In the present invention, the terms "first", "second", and "third" are used for descriptive purposes only and are not to be construed as indicating or implying relative importance; the term "plurality" means two or more unless expressly limited otherwise. The terms "mounted," "connected," "fixed," and the like are to be construed broadly, and for example, "connected" may be a fixed connection, a removable connection, or an integral connection; "coupled" may be direct or indirect through an intermediary. The specific meanings of the above terms in the present invention can be understood by those skilled in the art according to specific situations.

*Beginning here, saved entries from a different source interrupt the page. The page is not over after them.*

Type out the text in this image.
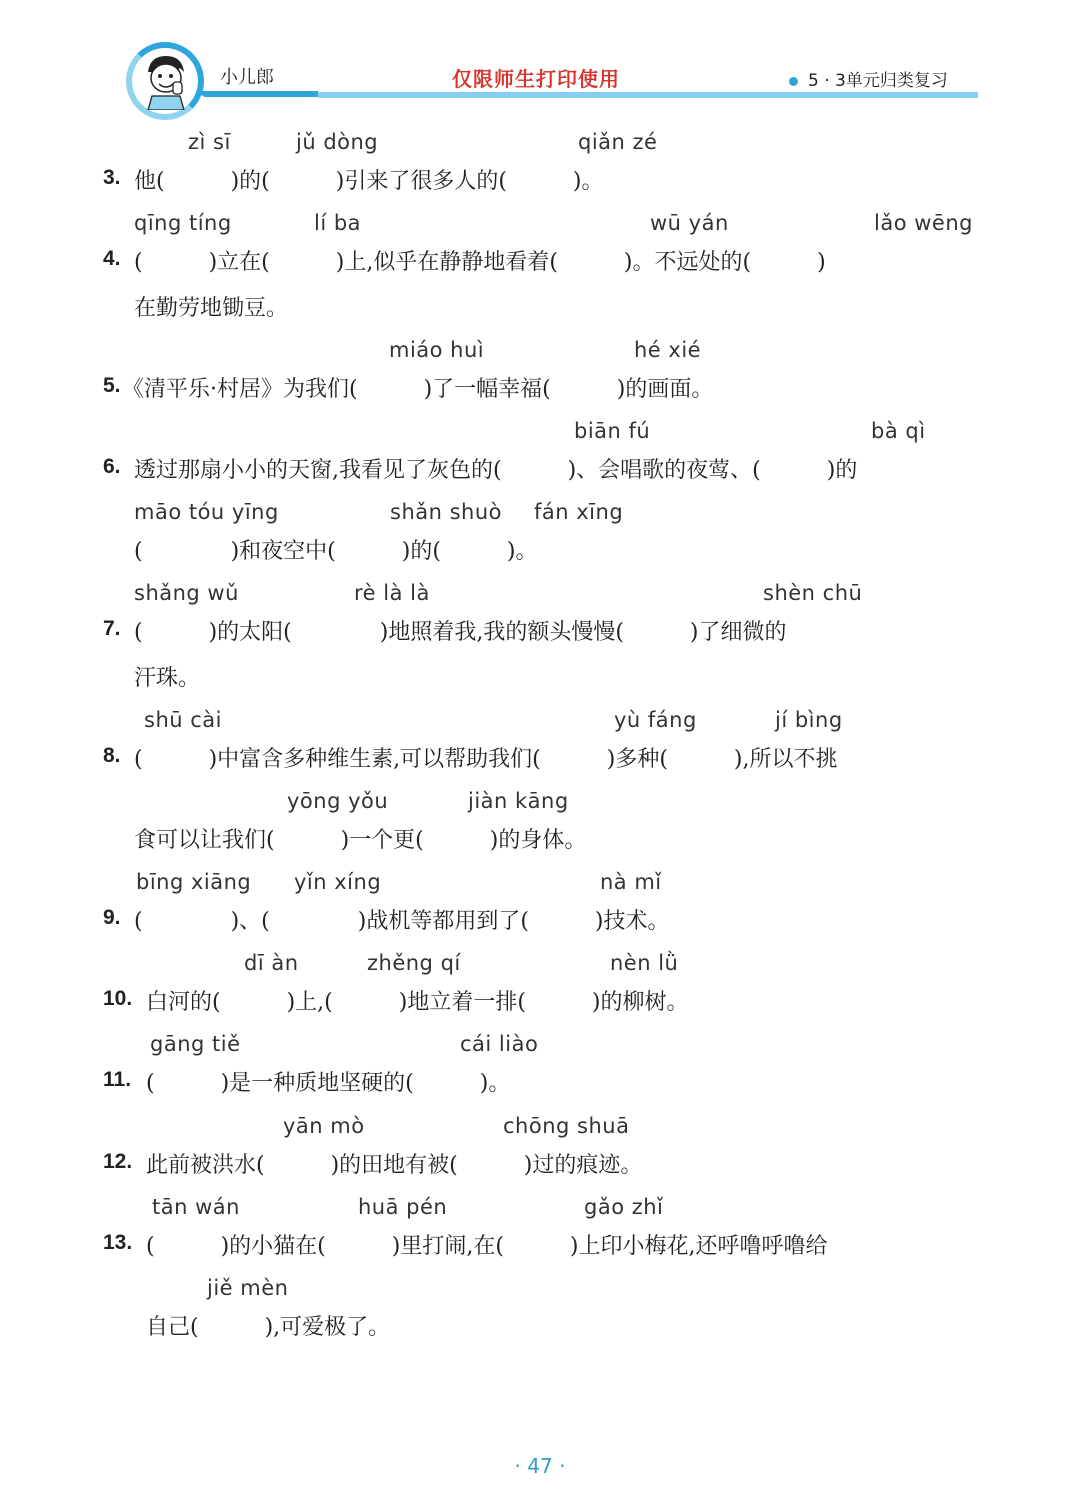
小儿郎	仅限师生打印使用	5 · 3单元归类复习
zì sī	jǔ dòng	qiǎn zé
3. 他(　　　)的(　　　)引来了很多人的(　　　)。
qīng tíng	lí ba	wū yán	lǎo wēng
4. (　　　)立在(　　　)上,似乎在静静地看着(　　　)。不远处的(　　　)
在勤劳地锄豆。
miáo huì	hé xié
5. 《清平乐·村居》为我们(　　　)了一幅幸福(　　　)的画面。
biān fú	bà qì
6. 透过那扇小小的天窗,我看见了灰色的(　　　)、会唱歌的夜莺、(　　　)的
māo tóu yīng	shǎn shuò fán xīng
(　　　　)和夜空中(　　　)的(　　　)。
shǎng wǔ	rè là là	shèn chū
7. (　　　)的太阳(　　　　)地照着我,我的额头慢慢(　　　)了细微的
汗珠。
shū cài	yù fáng	jí bìng
8. (　　　)中富含多种维生素,可以帮助我们(　　　)多种(　　　),所以不挑
yōng yǒu	jiàn kāng
食可以让我们(　　　)一个更(　　　)的身体。
bīng xiāng yǐn xíng	nà mǐ
9. (　　　　)、(　　　　)战机等都用到了(　　　)技术。
dī àn	zhěng qí	nèn lǜ
10. 白河的(　　　)上,(　　　)地立着一排(　　　)的柳树。
gāng tiě	cái liào
11. (　　　)是一种质地坚硬的(　　　)。
yān mò	chōng shuā
12. 此前被洪水(　　　)的田地有被(　　　)过的痕迹。
tān wán	huā pén	gǎo zhǐ
13. (　　　)的小猫在(　　　)里打闹,在(　　　)上印小梅花,还呼噜呼噜给
jiě mèn
自己(　　　),可爱极了。
· 47 ·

In the description herein, the description of the terms "one embodiment," "some embodiments," "specific embodiments," etc., means that a particular feature, structure, material, or characteristic described in connection with the embodiment or example is included in at least one embodiment or example of the invention. In this specification, the schematic representations of the terms used above do not necessarily refer to the same embodiment or example. Furthermore, the particular features, structures, materials, or characteristics described may be combined in any suitable manner in any one or more embodiments or examples.

The above is only a preferred embodiment of the present invention, and is not intended to limit the present invention, and various modifications and changes will occur to those skilled in the art. Any modification, equivalent replacement, or improvement made within the spirit and principle of the present invention should be included in the protection scope of the present invention.